Noi e Medel
Dichiarazione sugli attacchi contro la magistratura italiana
MEDEL esprime forte preoccupazione per gli attacchi pubblici e la campagna mediatica in corso contro la magistratura a seguito delle decisioni emesse dalla sezione della protezione internazionale del Tribunale di Roma in relazione ai primi casi di applicazione del cd.
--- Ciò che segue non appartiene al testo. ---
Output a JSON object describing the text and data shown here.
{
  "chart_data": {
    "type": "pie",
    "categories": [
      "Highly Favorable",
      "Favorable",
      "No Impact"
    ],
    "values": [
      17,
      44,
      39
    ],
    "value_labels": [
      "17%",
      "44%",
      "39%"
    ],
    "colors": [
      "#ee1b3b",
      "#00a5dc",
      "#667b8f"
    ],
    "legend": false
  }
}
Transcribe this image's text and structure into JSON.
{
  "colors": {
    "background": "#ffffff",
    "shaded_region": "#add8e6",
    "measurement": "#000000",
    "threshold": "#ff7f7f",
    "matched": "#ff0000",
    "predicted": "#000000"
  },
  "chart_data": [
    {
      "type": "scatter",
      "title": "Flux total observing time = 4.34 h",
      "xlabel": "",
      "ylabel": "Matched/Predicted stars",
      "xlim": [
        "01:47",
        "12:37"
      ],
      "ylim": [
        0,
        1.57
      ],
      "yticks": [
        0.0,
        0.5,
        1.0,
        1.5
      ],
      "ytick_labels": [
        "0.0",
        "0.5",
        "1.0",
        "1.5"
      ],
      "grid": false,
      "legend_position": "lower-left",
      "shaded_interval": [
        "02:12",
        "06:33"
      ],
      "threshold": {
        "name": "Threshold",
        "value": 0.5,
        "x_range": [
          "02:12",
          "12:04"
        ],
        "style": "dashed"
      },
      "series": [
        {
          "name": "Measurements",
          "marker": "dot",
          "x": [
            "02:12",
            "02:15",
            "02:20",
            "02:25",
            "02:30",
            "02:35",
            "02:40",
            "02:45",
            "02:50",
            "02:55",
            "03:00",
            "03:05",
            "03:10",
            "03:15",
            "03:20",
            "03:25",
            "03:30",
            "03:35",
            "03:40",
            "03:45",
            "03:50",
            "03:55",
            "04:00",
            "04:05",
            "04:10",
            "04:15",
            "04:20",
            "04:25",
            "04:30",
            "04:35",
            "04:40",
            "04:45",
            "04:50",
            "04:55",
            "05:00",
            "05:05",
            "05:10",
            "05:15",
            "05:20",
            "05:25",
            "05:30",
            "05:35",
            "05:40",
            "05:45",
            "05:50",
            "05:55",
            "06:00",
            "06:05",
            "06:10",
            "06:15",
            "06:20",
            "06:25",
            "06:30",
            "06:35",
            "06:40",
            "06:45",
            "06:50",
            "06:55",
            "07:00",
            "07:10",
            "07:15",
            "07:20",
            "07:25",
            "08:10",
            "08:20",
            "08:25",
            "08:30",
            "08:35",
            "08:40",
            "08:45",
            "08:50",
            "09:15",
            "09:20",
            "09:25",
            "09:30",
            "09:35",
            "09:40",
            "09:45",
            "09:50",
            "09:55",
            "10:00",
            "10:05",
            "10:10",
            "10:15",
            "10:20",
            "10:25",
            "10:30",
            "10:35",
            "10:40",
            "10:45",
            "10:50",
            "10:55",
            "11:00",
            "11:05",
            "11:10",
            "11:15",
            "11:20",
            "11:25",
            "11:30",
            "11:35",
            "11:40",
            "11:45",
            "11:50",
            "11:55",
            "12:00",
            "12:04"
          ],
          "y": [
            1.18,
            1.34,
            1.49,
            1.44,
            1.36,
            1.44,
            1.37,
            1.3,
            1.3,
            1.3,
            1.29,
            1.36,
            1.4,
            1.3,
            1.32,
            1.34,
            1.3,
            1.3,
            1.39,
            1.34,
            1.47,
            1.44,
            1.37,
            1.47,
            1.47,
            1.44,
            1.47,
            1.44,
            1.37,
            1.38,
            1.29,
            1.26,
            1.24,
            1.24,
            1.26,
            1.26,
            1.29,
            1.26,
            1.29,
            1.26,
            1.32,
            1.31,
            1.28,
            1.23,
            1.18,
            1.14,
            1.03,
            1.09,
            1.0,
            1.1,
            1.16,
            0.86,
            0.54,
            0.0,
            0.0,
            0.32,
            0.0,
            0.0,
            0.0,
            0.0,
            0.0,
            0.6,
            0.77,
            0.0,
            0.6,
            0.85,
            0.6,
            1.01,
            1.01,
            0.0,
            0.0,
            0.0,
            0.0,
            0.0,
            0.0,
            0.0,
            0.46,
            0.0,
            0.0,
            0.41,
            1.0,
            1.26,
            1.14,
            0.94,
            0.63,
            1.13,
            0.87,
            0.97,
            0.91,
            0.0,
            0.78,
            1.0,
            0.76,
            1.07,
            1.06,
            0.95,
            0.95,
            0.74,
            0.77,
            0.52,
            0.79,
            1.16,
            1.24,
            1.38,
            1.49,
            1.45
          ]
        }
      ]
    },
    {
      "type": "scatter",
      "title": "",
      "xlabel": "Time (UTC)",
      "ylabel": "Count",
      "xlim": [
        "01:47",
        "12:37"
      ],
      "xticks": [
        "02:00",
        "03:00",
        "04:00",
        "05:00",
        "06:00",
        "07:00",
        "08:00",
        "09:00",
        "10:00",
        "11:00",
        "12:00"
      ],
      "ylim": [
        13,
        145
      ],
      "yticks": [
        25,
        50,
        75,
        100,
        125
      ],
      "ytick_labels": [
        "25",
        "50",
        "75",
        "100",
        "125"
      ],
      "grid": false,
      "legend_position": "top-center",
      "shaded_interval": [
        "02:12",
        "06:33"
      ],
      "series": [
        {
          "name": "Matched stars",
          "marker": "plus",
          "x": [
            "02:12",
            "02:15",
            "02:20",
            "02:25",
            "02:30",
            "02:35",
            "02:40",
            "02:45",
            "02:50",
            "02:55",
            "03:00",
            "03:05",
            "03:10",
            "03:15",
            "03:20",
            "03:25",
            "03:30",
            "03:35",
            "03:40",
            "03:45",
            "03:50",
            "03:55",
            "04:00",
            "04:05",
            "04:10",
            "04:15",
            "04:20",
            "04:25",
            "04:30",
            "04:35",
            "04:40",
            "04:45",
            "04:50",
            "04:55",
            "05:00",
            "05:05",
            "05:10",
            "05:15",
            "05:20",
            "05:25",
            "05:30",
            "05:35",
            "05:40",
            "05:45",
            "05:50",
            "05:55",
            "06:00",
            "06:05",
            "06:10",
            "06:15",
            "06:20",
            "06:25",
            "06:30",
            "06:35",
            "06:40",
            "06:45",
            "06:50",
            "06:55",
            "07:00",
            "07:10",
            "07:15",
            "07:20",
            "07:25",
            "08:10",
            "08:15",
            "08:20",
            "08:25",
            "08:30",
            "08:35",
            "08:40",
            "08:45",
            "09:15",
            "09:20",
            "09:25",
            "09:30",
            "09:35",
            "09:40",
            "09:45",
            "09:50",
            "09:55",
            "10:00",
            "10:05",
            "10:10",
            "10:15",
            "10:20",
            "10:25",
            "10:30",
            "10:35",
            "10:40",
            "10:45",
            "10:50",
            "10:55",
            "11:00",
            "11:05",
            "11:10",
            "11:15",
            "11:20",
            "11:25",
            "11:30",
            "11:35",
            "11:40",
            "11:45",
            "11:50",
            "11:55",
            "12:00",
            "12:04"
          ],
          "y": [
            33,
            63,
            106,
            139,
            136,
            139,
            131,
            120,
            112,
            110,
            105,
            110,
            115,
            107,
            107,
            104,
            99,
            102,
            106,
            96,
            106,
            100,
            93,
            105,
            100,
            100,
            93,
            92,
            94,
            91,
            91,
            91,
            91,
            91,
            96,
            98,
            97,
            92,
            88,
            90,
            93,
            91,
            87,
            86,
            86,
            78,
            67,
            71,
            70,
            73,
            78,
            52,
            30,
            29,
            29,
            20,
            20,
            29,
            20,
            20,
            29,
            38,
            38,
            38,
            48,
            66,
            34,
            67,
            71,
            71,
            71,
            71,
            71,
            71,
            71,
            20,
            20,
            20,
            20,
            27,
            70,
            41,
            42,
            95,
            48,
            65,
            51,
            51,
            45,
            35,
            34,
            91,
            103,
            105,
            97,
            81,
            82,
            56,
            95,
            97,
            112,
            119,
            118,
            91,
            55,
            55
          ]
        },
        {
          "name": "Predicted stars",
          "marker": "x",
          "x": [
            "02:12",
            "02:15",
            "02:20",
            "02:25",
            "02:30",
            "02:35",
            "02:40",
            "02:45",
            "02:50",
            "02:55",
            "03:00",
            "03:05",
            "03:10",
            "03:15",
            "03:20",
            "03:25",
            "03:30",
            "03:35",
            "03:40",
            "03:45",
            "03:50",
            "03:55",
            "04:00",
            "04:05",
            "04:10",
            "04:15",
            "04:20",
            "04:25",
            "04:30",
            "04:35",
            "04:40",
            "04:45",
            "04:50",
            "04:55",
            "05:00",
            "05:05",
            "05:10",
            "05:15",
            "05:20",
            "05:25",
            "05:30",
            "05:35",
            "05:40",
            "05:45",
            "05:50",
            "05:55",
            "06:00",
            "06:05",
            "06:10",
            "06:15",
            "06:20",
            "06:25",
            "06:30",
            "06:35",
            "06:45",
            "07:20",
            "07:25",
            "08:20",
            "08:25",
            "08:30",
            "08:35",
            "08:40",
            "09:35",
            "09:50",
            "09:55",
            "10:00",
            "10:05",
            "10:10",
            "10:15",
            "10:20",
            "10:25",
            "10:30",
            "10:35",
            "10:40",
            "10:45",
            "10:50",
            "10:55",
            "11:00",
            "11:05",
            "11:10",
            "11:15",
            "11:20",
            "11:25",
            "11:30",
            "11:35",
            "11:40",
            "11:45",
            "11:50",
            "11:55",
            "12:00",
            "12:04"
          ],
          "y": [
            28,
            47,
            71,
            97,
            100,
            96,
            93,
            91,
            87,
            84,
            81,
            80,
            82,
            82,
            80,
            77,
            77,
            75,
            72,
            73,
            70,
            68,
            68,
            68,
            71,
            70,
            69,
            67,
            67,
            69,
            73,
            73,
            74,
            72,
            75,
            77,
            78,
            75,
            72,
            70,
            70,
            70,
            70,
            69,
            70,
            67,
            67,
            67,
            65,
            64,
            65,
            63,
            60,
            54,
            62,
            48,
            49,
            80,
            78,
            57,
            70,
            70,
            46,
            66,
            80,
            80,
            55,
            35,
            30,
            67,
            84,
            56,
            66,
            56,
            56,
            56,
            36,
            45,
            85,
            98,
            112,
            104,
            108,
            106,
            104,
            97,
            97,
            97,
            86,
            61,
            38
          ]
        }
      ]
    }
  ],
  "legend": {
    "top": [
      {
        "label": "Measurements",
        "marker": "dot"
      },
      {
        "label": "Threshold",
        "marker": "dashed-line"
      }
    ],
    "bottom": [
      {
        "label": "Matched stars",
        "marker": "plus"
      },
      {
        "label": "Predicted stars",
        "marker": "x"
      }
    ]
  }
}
Protocollo Italia-Albania.
Tale allarme è aggravato dagli attacchi portati, “by naming and shaming”, ad uno dei giudici della sezione per le posizioni espresse nel dibattito pubblico e nell’impegno associativo sul tema dei migranti e dei diritti fondamentali.
Come già chiarito nel comunicato stampa del Presidente della sezione competente, sei giudici non hanno convalidato i trattenimenti dei migranti in applicazione dei principi enunciati dalla recente pronuncia della CGUE del 4 ottobre 2024, emessa a seguito del rinvio pregiudiziale proposto dal giudice della Corte di Brno: in particolare, il diniego della convalida dei trattenimenti nelle strutture ed aree albanesi, equiparate alle zone di frontiera o di transito italiane, è stato motivato con l’impossibilità di riconoscere come “paesi sicuri” gli Stati di provenienza delle persone trattenute e, dunque, con l’ assenza del presupposto necessario per la procedura di frontiera e per il trattenimento delle persone migranti. Le motivazioni delle decisioni confermano chiaramente che i giudici hanno richiamato l’applicazione vincolante dei principi della Corte di Giustizia e della normativa dell’Unione Europea, costituita dalle direttive in materia di accoglienza, ritenuta prevalente sul diritto nazionale contrastante rispetto al tipo di procedura utilizzata dall’amministrazione statale per l’esame delle richieste di protezione internazionale.
A fronte di tali motivazioni e della circostanza che molto chiaro è il principio alla base delle stesse, rappresentato dal primato inderogabile del diritto dell’Unione Europea, l’accusa ai magistrati di aver sconfinato dai loro poteri e di aver agito per finalità di opposizione politica al governo, rappresenta un attacco molto grave all’ indipendenza della magistratura nonché al principio stesso di separazione dei poteri.
Le esperienze di regressione dello stato di diritto vissute in questi anni in Europa, come quella della Polonia, ci hanno dimostrato come mettere in discussione il ruolo dei giudici nazionali nell’applicare il diritto dell’Unione e farne valere il primato, rappresenti un grave rischio per la tenuta di tutto il sistema legale e di tutela giurisdizionale dei diritti fondamentali su cui si fonda l’Unione Europea.
Nell’esprimere sostegno e solidarietà ai magistrati oggetto degli attacchi in corso, MEDEL riafferma che il rispetto della separazione dei poteri e dei principi dello stato di diritto, pilastri della democrazia, esige:
che la critica alle decisioni dei giudici, specie se portate da autorità pubbliche ed esponenti del governo o delle istituzioni, non diventi mai pericolosa delegittimazione della loro funzione, con l’accusa strumentale di parzialità o di abuso del proprio potere per finalità politiche;
che gli altri poteri dello stato rispettino la funzione costituzionale dei giudici, che è quella di essere sempre garanti imparziali dei diritti fondamentali di tutte le persone, applicando le norme primarie e le fonti sovraordinate a quelle nazionali;
che le autorità nazionali rispettino il ruolo che i giudici svolgono in quanto giudici “europei”, chiamati a garantire l’applicazione effettiva ed uniforme del diritto dell’Unione nonché la sua prevalenza su quello nazionale difforme;
che l’indipendente esercizio delle funzioni giudiziarie non sia messo a rischio da attacchi portati ai singoli magistrati e alle loro decisioni perché ritenute non in linea con le scelte fatte da qualsivoglia maggioranza politica, o da improprie pressioni ed influenze, esercitate con attacchi diretti ai singoli magistrati e con campagne mediatiche mirate sulla loro persona;
che sia rispettato il diritto di parola dei magistrati e delle loro associazioni giudiziarie, messo a rischio dall’utilizzo strumentale ed improprio della loro partecipazione al pubblico dibattito sullo stato di diritto e sui diritti fondamentali.